Hard science fiction is defined by a particular constraint: the scientific speculation must be grounded in actual science, or at least in a coherent extrapolation from it. The physics, the biology, the information theory — these are not decorative. They are the premise, and the story is what happens when the premise is taken seriously. The best hard SF is not a lecture with characters.
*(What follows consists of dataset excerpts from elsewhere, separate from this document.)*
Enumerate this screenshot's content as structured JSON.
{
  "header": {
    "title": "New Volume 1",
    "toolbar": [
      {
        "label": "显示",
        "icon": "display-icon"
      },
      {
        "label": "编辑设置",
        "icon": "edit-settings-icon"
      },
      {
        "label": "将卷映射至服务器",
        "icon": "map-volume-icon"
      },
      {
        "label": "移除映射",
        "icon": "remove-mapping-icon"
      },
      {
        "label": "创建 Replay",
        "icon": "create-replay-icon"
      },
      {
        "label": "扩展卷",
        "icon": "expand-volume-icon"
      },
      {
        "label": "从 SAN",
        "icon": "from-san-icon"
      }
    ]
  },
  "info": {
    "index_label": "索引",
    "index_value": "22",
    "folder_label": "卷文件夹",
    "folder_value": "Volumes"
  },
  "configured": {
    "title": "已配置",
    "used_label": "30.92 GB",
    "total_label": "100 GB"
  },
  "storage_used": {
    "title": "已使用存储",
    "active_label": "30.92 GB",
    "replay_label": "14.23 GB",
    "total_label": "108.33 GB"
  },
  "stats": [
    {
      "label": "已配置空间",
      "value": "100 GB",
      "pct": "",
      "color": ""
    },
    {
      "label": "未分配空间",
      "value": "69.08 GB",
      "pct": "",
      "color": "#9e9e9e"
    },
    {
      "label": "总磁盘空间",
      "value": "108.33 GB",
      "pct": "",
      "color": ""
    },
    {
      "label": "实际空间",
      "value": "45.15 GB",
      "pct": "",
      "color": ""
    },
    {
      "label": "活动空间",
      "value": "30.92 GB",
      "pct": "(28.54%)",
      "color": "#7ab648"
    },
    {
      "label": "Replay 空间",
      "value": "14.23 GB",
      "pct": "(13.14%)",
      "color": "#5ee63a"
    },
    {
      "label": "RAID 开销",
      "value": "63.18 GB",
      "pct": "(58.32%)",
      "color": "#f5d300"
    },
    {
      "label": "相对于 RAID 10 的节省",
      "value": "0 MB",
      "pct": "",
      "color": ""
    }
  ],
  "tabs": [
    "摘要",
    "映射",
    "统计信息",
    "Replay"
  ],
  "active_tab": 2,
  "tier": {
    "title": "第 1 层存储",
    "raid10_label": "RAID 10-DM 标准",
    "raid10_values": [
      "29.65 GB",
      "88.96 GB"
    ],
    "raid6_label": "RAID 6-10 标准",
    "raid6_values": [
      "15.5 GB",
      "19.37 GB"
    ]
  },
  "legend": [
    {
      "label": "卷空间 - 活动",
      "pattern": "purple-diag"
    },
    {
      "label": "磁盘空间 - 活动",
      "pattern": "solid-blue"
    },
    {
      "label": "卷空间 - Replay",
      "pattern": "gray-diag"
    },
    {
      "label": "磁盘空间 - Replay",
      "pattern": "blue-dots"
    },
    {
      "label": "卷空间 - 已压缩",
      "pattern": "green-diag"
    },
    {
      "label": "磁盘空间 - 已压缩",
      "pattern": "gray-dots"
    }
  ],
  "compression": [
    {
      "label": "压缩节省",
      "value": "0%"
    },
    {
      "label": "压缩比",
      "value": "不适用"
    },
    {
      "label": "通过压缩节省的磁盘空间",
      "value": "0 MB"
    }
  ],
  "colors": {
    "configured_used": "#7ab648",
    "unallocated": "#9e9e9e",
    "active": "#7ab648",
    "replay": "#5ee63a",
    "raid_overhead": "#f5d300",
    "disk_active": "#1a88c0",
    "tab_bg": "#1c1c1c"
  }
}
It is fiction that could not exist without the science, fiction in which the ideas generate the drama rather than illustrating it.
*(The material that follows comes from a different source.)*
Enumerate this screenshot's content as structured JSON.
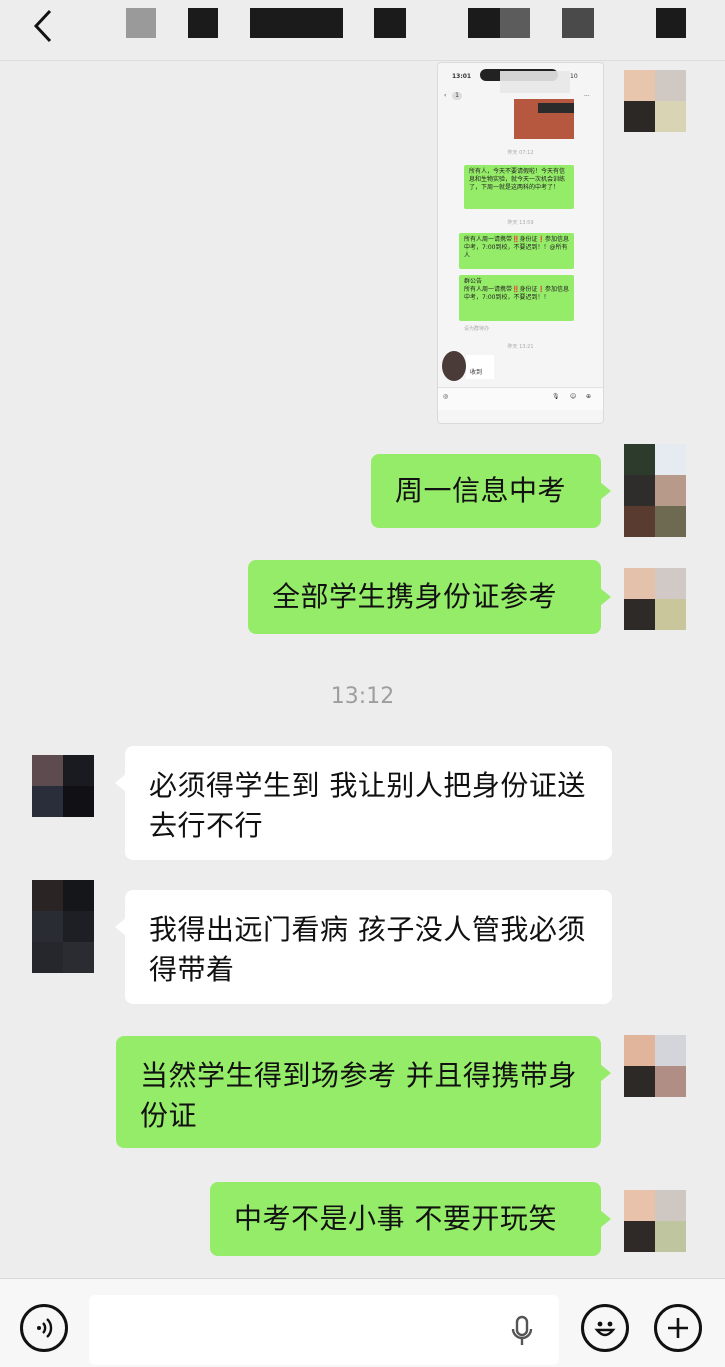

The canonical titles in the genre include works by Hal Clement, Arthur C. Clarke, and Greg Egan, whose Permutation City and Diaspora remain the most philosophically demanding SF published in English. Kim Stanley Robinson's Mars trilogy is hard SF at its most ambitious in scope — terraforming as a problem in atmospheric chemistry, biology, and political economy, all of it grounded in research. Vernor Vinge's A Fire Upon the Deep introduced the concept of Zones of Thought, one of the most elegant hard SF premises of the 1990s. And Andy Weir's The Martian, whatever its literary limitations, is the most rigorous recent example of survival-as-engineering-problem in the genre's history.
What distinguishes the best hard SF from merely competent hard SF is a question worth spending time on. Clement's Mission of Gravity features a planet with extreme gravity at the poles and nearly none at the equator — the entire plot is generated by the physical properties of the setting. Egan's fiction tends to go further: in Diaspora, the posthuman characters are defined by what it means to have a substrate-independent existence, and the plot is a consequence of working out what that actually entails in a universe with the physics of ours. The science is not incidental. It is the character.
Allo's shelves lean toward literary fiction and natural history, but the book that comes closest to the spirit of hard SF in the catalog is Gödel, Escher, Bach by Douglas Hofstadter. It is not science fiction, but it is the kind of book that hard SF aspires to be: a rigorous intellectual structure in which ideas about formal systems, self-reference, and emergence are explored through the interplay of multiple registers — fugues, dialogues, theorems, visual paradoxes. Hofstadter is doing formally what hard SF does narratively: taking a set of real intellectual constraints and finding what space they open up. If you've been reading Egan and want something adjacent in spirit but different in form, this is it.
The tradition's weaknesses are worth naming too. Hard SF has historically been strong on concepts and weak on character — the drama of ideas tends to crowd out the drama of people. The genre has also been shaped by a demographic that has not always been curious about perspectives outside it, which has limited the range of premises it explores. The newer generation of writers working in the tradition — Becky Chambers at the softer end, Arkady Martine and Yoon Ha Lee at a harder formalist end — are correcting both of these. A Memory Called Empire by Martine is not hard SF in the Clement sense, but it takes seriously the epistemic and political problems of empire in a way that earlier hard SF rarely did.
What the genre offers at its best is a particular kind of cognitive pleasure — the satisfaction of understanding how something works, and then of watching the full implications of that understanding be traced through a narrative. It is the feeling of competence extended into imaginary space. The best hard SF makes you feel smarter, not because it flatters you, but because the rigor of the premise requires you to actually follow the argument. That is a rare thing in fiction, and worth seeking out.